Murowa Diamond Mine
- Location: Zimbabwe; 20°29′29″S 30°24′10″E﻿ / ﻿20.49139°S 30.40278°E;
- Products: Diamonds
- Opened: 2004
- Company: RZ Murowa Holdings Ltd (majority)
- Acquired: 2015

= Murowa diamond mine =

The Murowa diamond mine is a diamond mine located in Mazvihwa, south central Zimbabwe, about 40 kilometres from the asbestos mining town of Zvishavane in the Midlands province. The mine is owned and operated by RZM Murowa (Private) Limited, a member of RioZim (a Zimbabwe listed company). The mine is a combination of open pit and underground construction. Current estimates put construction costs at $61 million USD and mine reserves are 19 million tonnes of ore, with an ore grade of 0.9 carat per tonne.

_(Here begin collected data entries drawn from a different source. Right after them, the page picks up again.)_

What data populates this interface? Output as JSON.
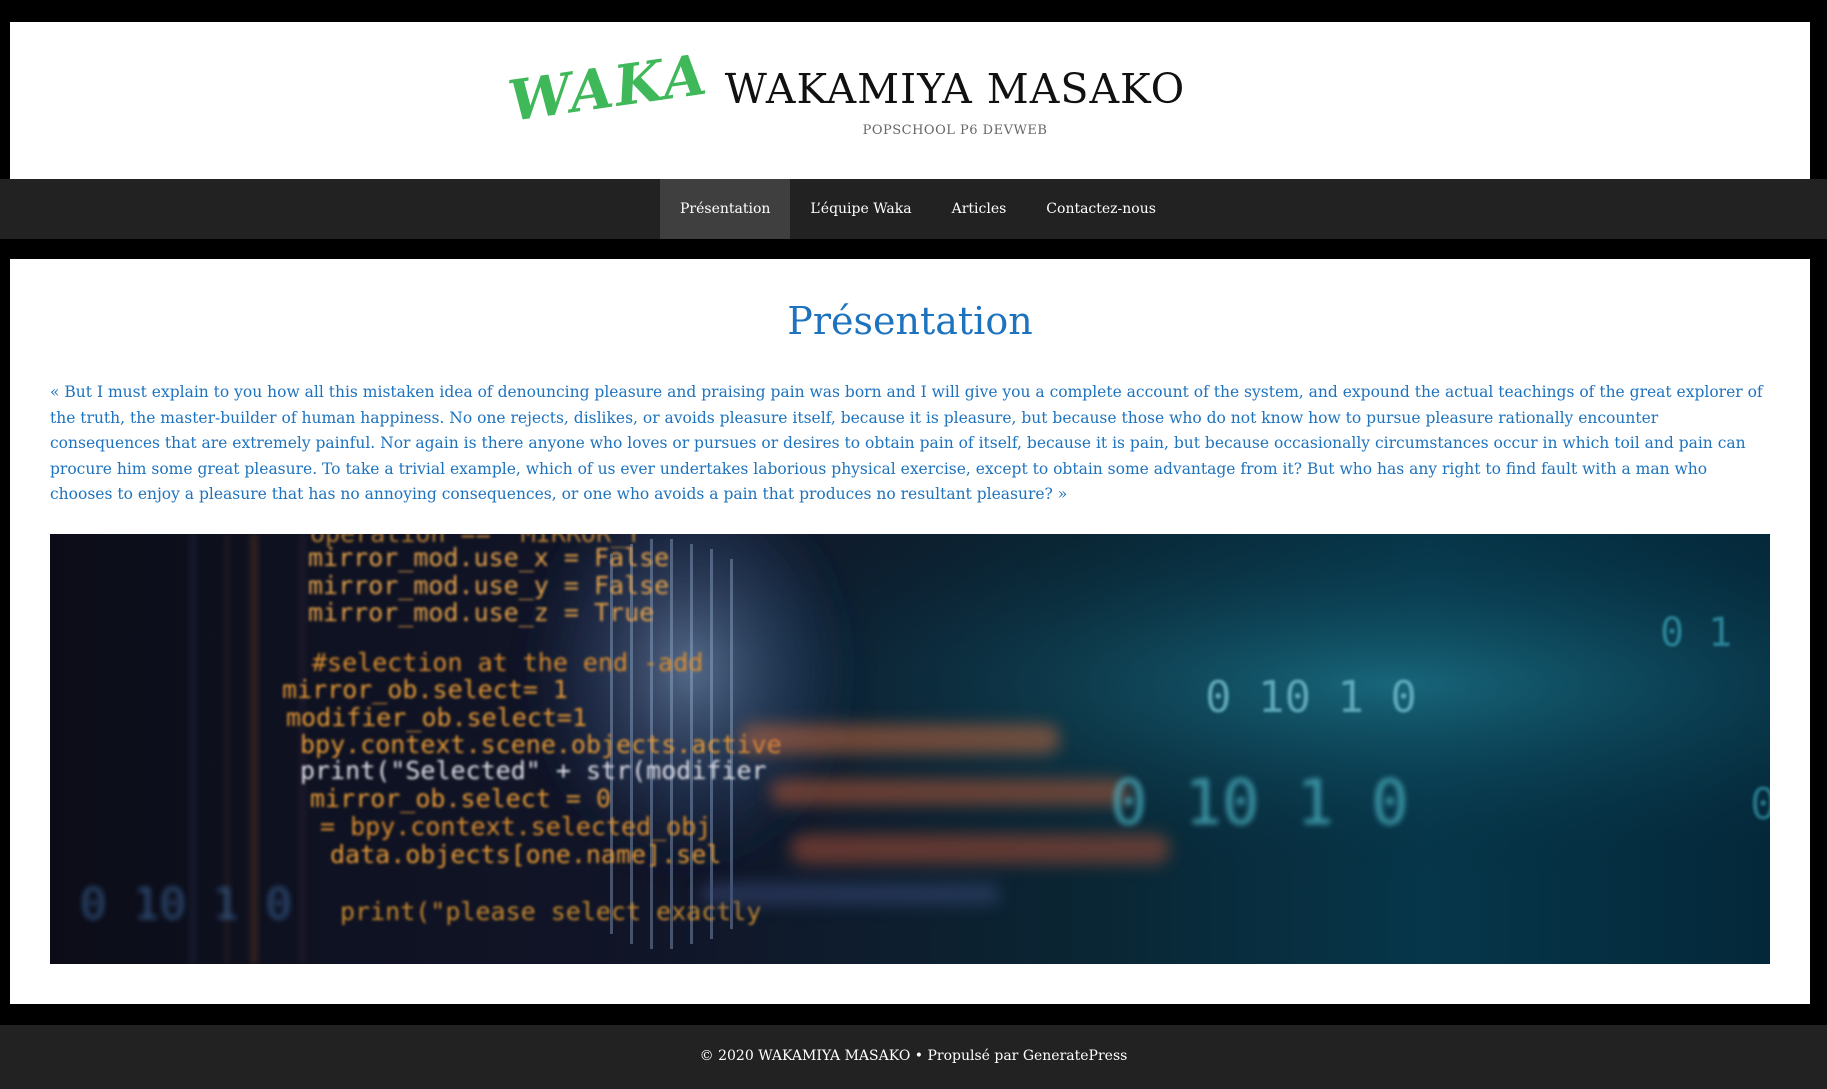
{
  "header": {
    "logo_text": "WAKA",
    "site_title": "WAKAMIYA MASAKO",
    "site_description": "POPSCHOOL P6 DEVWEB"
  },
  "nav": {
    "items": [
      {
        "label": "Présentation",
        "active": true
      },
      {
        "label": "L’équipe Waka",
        "active": false
      },
      {
        "label": "Articles",
        "active": false
      },
      {
        "label": "Contactez-nous",
        "active": false
      }
    ]
  },
  "content": {
    "title": "Présentation",
    "paragraph": "« But I must explain to you how all this mistaken idea of denouncing pleasure and praising pain was born and I will give you a complete account of the system, and expound the actual teachings of the great explorer of the truth, the master-builder of human happiness. No one rejects, dislikes, or avoids pleasure itself, because it is pleasure, but because those who do not know how to pursue pleasure rationally encounter consequences that are extremely painful. Nor again is there anyone who loves or pursues or desires to obtain pain of itself, because it is pain, but because occasionally circumstances occur in which toil and pain can procure him some great pleasure. To take a trivial example, which of us ever undertakes laborious physical exercise, except to obtain some advantage from it? But who has any right to find fault with a man who chooses to enjoy a pleasure that has no annoying consequences, or one who avoids a pain that produces no resultant pleasure? »",
    "hero_image": {
      "code_lines": [
        "operation == \"MIRROR_Y\"",
        "mirror_mod.use_x = False",
        "mirror_mod.use_y = False",
        "mirror_mod.use_z = True",
        "#selection at the end -add",
        "mirror_ob.select= 1",
        "modifier_ob.select=1",
        "bpy.context.scene.objects.active",
        "print(\"Selected\" + str(modifier",
        "mirror_ob.select = 0",
        "  = bpy.context.selected_obj",
        "data.objects[one.name].sel",
        "print(\"please select exactly"
      ],
      "binary_rows": [
        "0   1",
        "0  10 1  0",
        "0  10 1  0",
        "0  10 1  0"
      ]
    }
  },
  "footer": {
    "text": "© 2020 WAKAMIYA MASAKO • Propulsé par GeneratePress"
  },
  "colors": {
    "accent": "#1e73be",
    "logo_green": "#3fb85a",
    "nav_bg": "#222222",
    "nav_active": "#3f3f3f"
  }
}
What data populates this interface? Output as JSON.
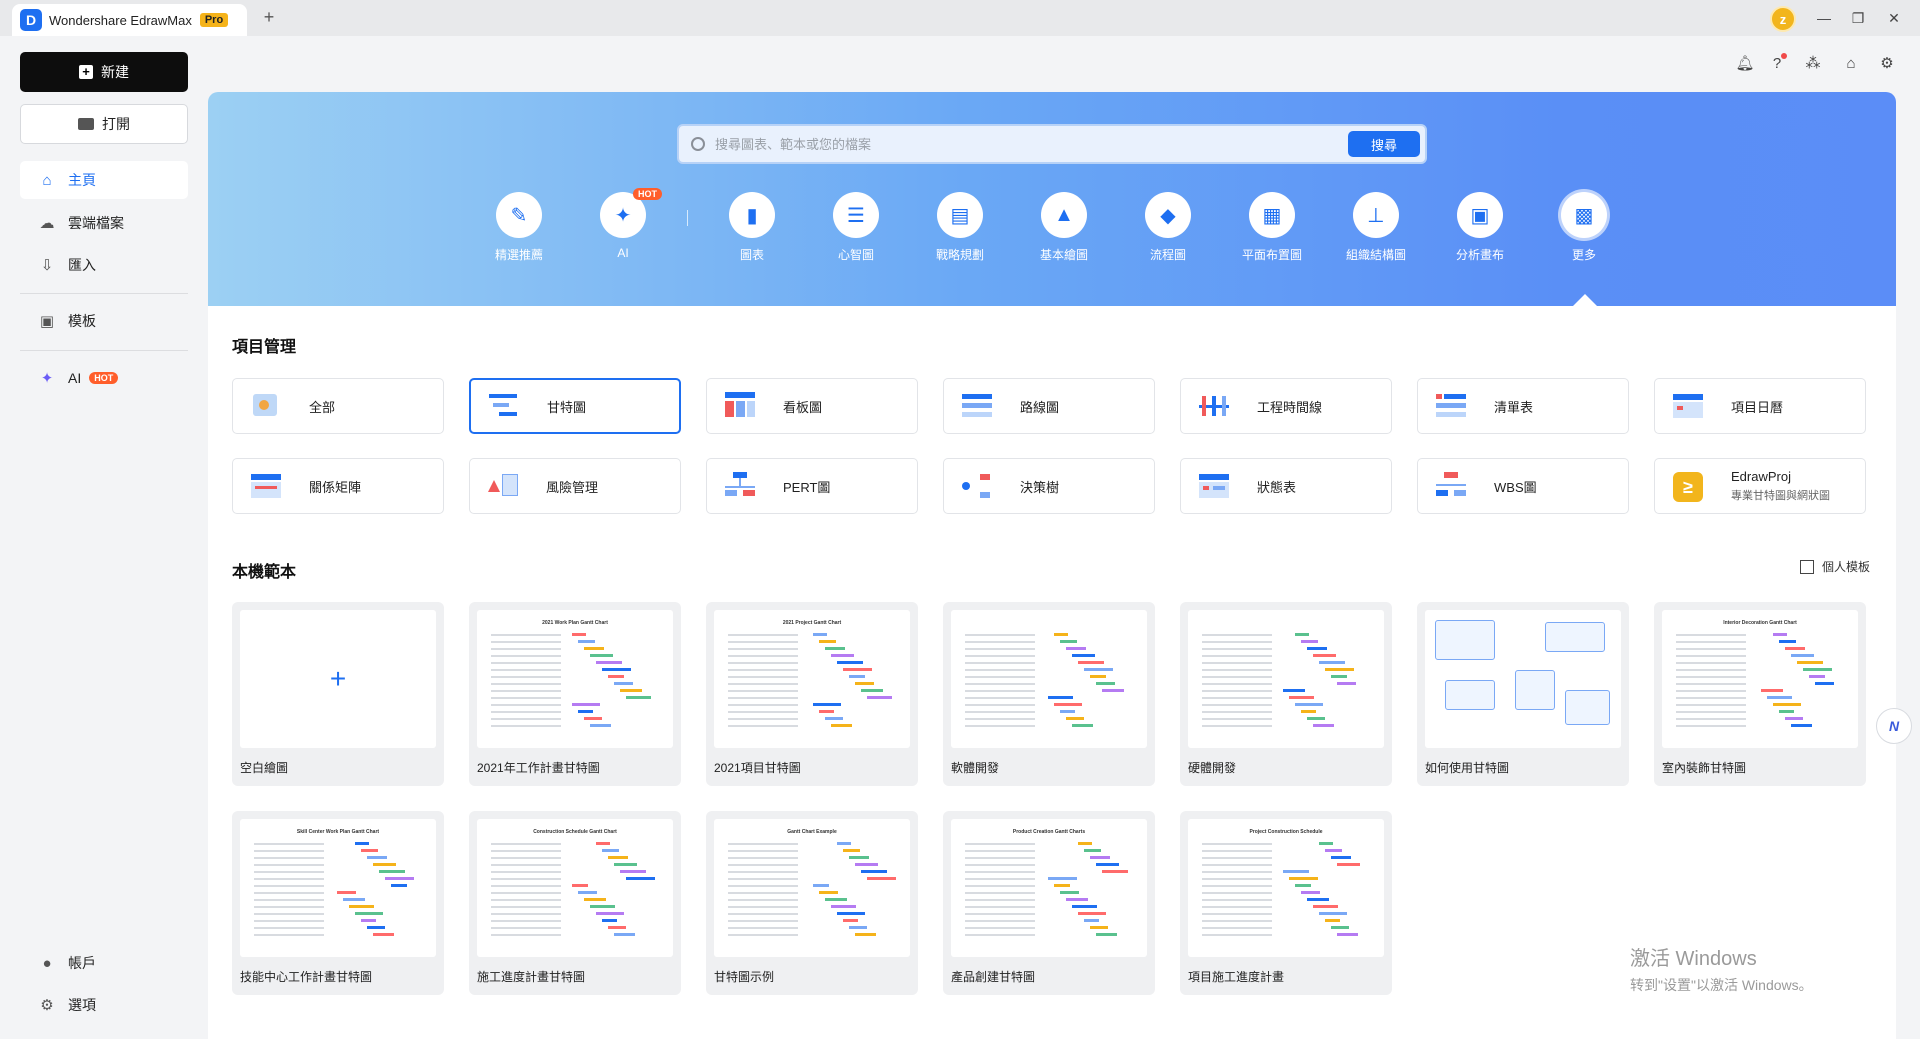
{
  "titlebar": {
    "app_name": "Wondershare EdrawMax",
    "badge": "Pro",
    "logo_letter": "D",
    "avatar_letter": "z"
  },
  "sidebar": {
    "new_label": "新建",
    "open_label": "打開",
    "items": [
      {
        "label": "主頁",
        "icon": "home-icon"
      },
      {
        "label": "雲端檔案",
        "icon": "cloud-icon"
      },
      {
        "label": "匯入",
        "icon": "import-icon"
      },
      {
        "label": "模板",
        "icon": "template-icon"
      },
      {
        "label": "AI",
        "icon": "sparkle-icon",
        "badge": "HOT"
      }
    ],
    "bottom": [
      {
        "label": "帳戶",
        "icon": "account-icon"
      },
      {
        "label": "選項",
        "icon": "gear-icon"
      }
    ]
  },
  "search": {
    "placeholder": "搜尋圖表、範本或您的檔案",
    "button": "搜尋"
  },
  "categories": [
    {
      "label": "精選推薦",
      "icon": "recommend-icon"
    },
    {
      "label": "AI",
      "icon": "ai-sparkle-icon",
      "badge": "HOT"
    },
    {
      "label": "圖表",
      "icon": "chart-icon"
    },
    {
      "label": "心智圖",
      "icon": "mindmap-icon"
    },
    {
      "label": "戰略規劃",
      "icon": "strategy-icon"
    },
    {
      "label": "基本繪圖",
      "icon": "basic-drawing-icon"
    },
    {
      "label": "流程圖",
      "icon": "flowchart-icon"
    },
    {
      "label": "平面布置圖",
      "icon": "floorplan-icon"
    },
    {
      "label": "組織結構圖",
      "icon": "orgchart-icon"
    },
    {
      "label": "分析畫布",
      "icon": "analysis-canvas-icon"
    },
    {
      "label": "更多",
      "icon": "more-grid-icon"
    }
  ],
  "project_mgmt": {
    "title": "項目管理",
    "items": [
      {
        "label": "全部"
      },
      {
        "label": "甘特圖"
      },
      {
        "label": "看板圖"
      },
      {
        "label": "路線圖"
      },
      {
        "label": "工程時間線"
      },
      {
        "label": "清單表"
      },
      {
        "label": "項目日曆"
      },
      {
        "label": "關係矩陣"
      },
      {
        "label": "風險管理"
      },
      {
        "label": "PERT圖"
      },
      {
        "label": "決策樹"
      },
      {
        "label": "狀態表"
      },
      {
        "label": "WBS圖"
      },
      {
        "label": "EdrawProj",
        "sub": "專業甘特圖與網狀圖"
      }
    ]
  },
  "local_templates": {
    "title": "本機範本",
    "my_templates": "個人模板",
    "items": [
      {
        "label": "空白繪圖"
      },
      {
        "label": "2021年工作計畫甘特圖",
        "thumb_title": "2021 Work Plan Gantt Chart"
      },
      {
        "label": "2021項目甘特圖",
        "thumb_title": "2021 Project Gantt Chart"
      },
      {
        "label": "軟體開發"
      },
      {
        "label": "硬體開發"
      },
      {
        "label": "如何使用甘特圖"
      },
      {
        "label": "室內裝飾甘特圖",
        "thumb_title": "Interior Decoration Gantt Chart"
      },
      {
        "label": "技能中心工作計畫甘特圖",
        "thumb_title": "Skill Center Work Plan Gantt Chart"
      },
      {
        "label": "施工進度計畫甘特圖",
        "thumb_title": "Construction Schedule Gantt Chart"
      },
      {
        "label": "甘特圖示例",
        "thumb_title": "Gantt Chart Example"
      },
      {
        "label": "產品創建甘特圖",
        "thumb_title": "Product Creation Gantt Charts"
      },
      {
        "label": "項目施工進度計畫",
        "thumb_title": "Project Construction Schedule"
      }
    ]
  },
  "watermark": {
    "line1": "激活 Windows",
    "line2": "转到\"设置\"以激活 Windows。"
  },
  "colors": {
    "accent": "#1e6ff1",
    "hot": "#ff5e2b",
    "pro": "#f5b31a"
  }
}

==Geology of the Deposit==
Murowa consists of three north-trending kimberlite pipes, intrusive into the Chivi suite granites of the Zimbabwe Craton. The kimberlites have been dated at 500 Ma.

==History==
The Murowa site's possibilities were first realized in 1997 when three diamond-bearing kimberlite pipes were discovered; over a period of three years of study, the two larger pipes have been determined to be economically feasible as mines. Construction of mine facilities was completed in late 2004. Preparation for mining included the forced relocation of 926 people living on the mine site to six farms purchased by a government relocation program. Limited mining operations began in Murowa in 2004, with full capacity expected to be reached sometime in 2005, although permitting problems slowed progress towards this milestone.

In 2018, 1,018,776 tonnes of diamonds were processed.

In 2023, the previous owner of the mine, Harpal Randhawa, died alongside his son and 4 other passengers in a plane crash.